Since Mr and Mrs Priestley’s ashes were not buried in the churchyard at Holy Trinity, neither of those possibilities was engaged; so it was not open to the incumbent to deal with the matter under delegated authority. It was, therefore, necessary for the Chancellor to rule on Dr Heaton’s application.

Dr Heaton said that both Mr and Mrs Priestley were members of the Church of England and emphasised the strong connection that they had had to the parish and the Walthwaite Estate.

The DAC did not recommend Dr Heaton’s proposals for approval by the Chancellor. There was an assumption, the DAC stated, that the family members for whom the memorial was intended could have requested to be buried in the churchyard, but they had instead chosen to have their ashes interred at the family property, and it was not possible to know if they would have desired to be memorialised in the churchyard.

The DAC also said that picturesque churchyards throughout the Lake District had always been popular resting places, but the space that was available “should — for pragmatic and practical reasons — be retained for burials rather than family memorials”.

Individual memorials after the internment of ashes were strongly discouraged in churchyards in the diocese, the DAC said, and, in the present case, the requested memorial marked neither a grave nor a burial of cremated ashes.

The PCC unanimously supported the DAC’s views.
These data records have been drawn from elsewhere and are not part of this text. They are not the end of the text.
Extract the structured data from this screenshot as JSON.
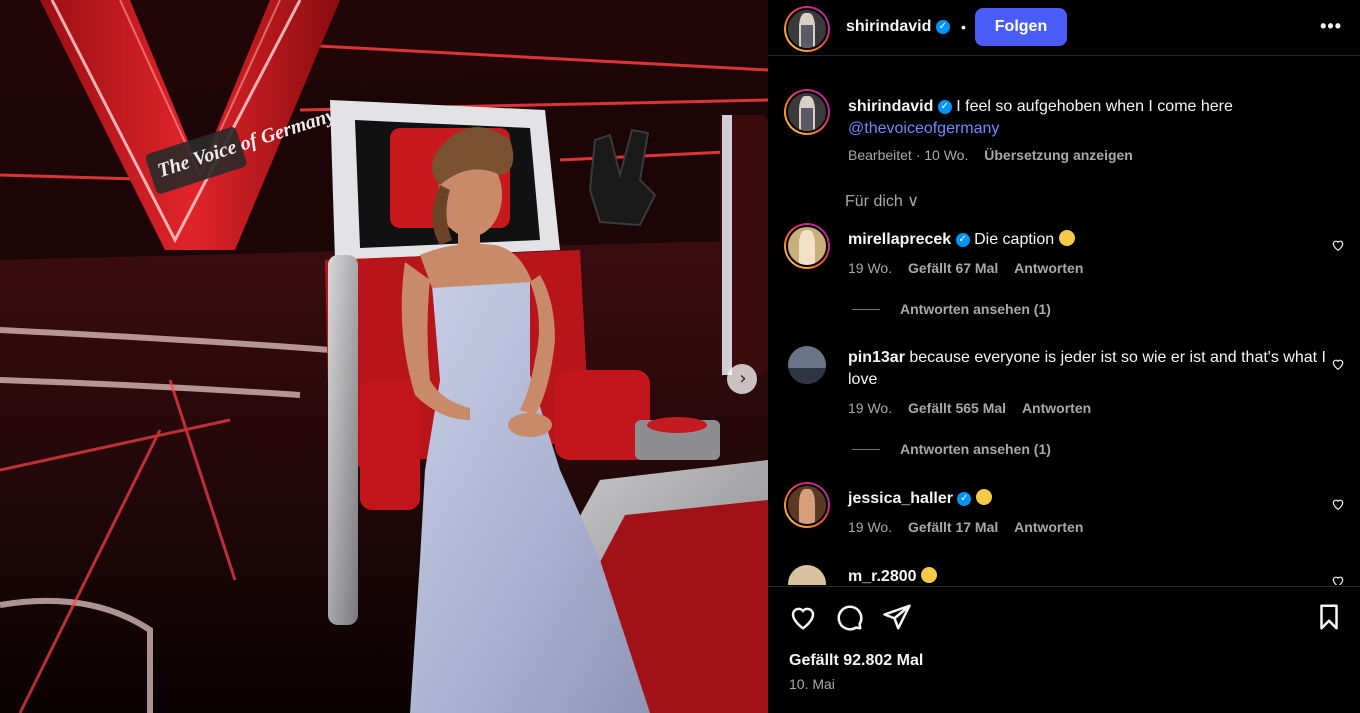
{
  "post": {
    "author": "shirindavid",
    "separator": "•",
    "follow_label": "Folgen",
    "more_label": "•••",
    "caption": "I feel so aufgehoben when I come here",
    "mention": "@thevoiceofgermany",
    "edited_label": "Bearbeitet · 10 Wo.",
    "translate_label": "Übersetzung anzeigen",
    "sort_label": "Für dich ∨",
    "media_logo": "The Voice of Germany",
    "next_label": "›"
  },
  "comments": [
    {
      "user": "mirellaprecek",
      "verified": true,
      "text": "Die caption",
      "emoji": "grimace",
      "time": "19 Wo.",
      "likes": "Gefällt 67 Mal",
      "reply": "Antworten",
      "view_replies": "Antworten ansehen (1)"
    },
    {
      "user": "pin13ar",
      "verified": false,
      "text": "because everyone is jeder ist so wie er ist and that's what I love",
      "time": "19 Wo.",
      "likes": "Gefällt 565 Mal",
      "reply": "Antworten",
      "view_replies": "Antworten ansehen (1)"
    },
    {
      "user": "jessica_haller",
      "verified": true,
      "text": "",
      "emoji": "heart-eyes",
      "time": "19 Wo.",
      "likes": "Gefällt 17 Mal",
      "reply": "Antworten"
    },
    {
      "user": "m_r.2800",
      "verified": false,
      "text": "",
      "emoji": "heart-eyes"
    }
  ],
  "footer": {
    "likes_label": "Gefällt 92.802 Mal",
    "date_label": "10. Mai"
  },
  "colors": {
    "accent": "#4a5df9",
    "verified": "#0095f6",
    "mention": "#6d8bff"
  }
}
The Chancellor had considered how two similar cases had been dealt with in other dioceses. The first was in the diocese of Lincoln, where the Chancellor, His Honour the Revd and Worshipful Judge Mark Bishop, had permitted an inscription to be added at the churchyard of St Guthlac’s, Market Deeping, to an existing gravestone to commemorate the applicant’s father who had been interred elsewhere. That, however, was a proposal to add wording to an existing stone, and not, as here, to introduce a new stone solely commemorating persons who were not buried in the churchyard.

The second was a case from the diocese of Oxford regarding St Nicholas’s, Tackley, where the Chancellor, His Honour the Worshipful Judge David Hodge KC, permitted a memorial to a soldier whose place of burial was not exactly known. But that case was also different from the present case, because it was known that Private Walker had been buried somewhere in the churchyard of St Nicholas’s, but not precisely where.

Taking all those matters into account, Chancellor Fryer-Spedding concluded that Dr Heaton’s application should be refused because of the reasons given by the DAC, and, in particular, because there was no positive evidence that Mr and Mrs Priestley themselves would have wished to be commemorated in the way that Dr Heaton proposed. They could have made that choice, but, instead, elected to have their ashes scattered elsewhere.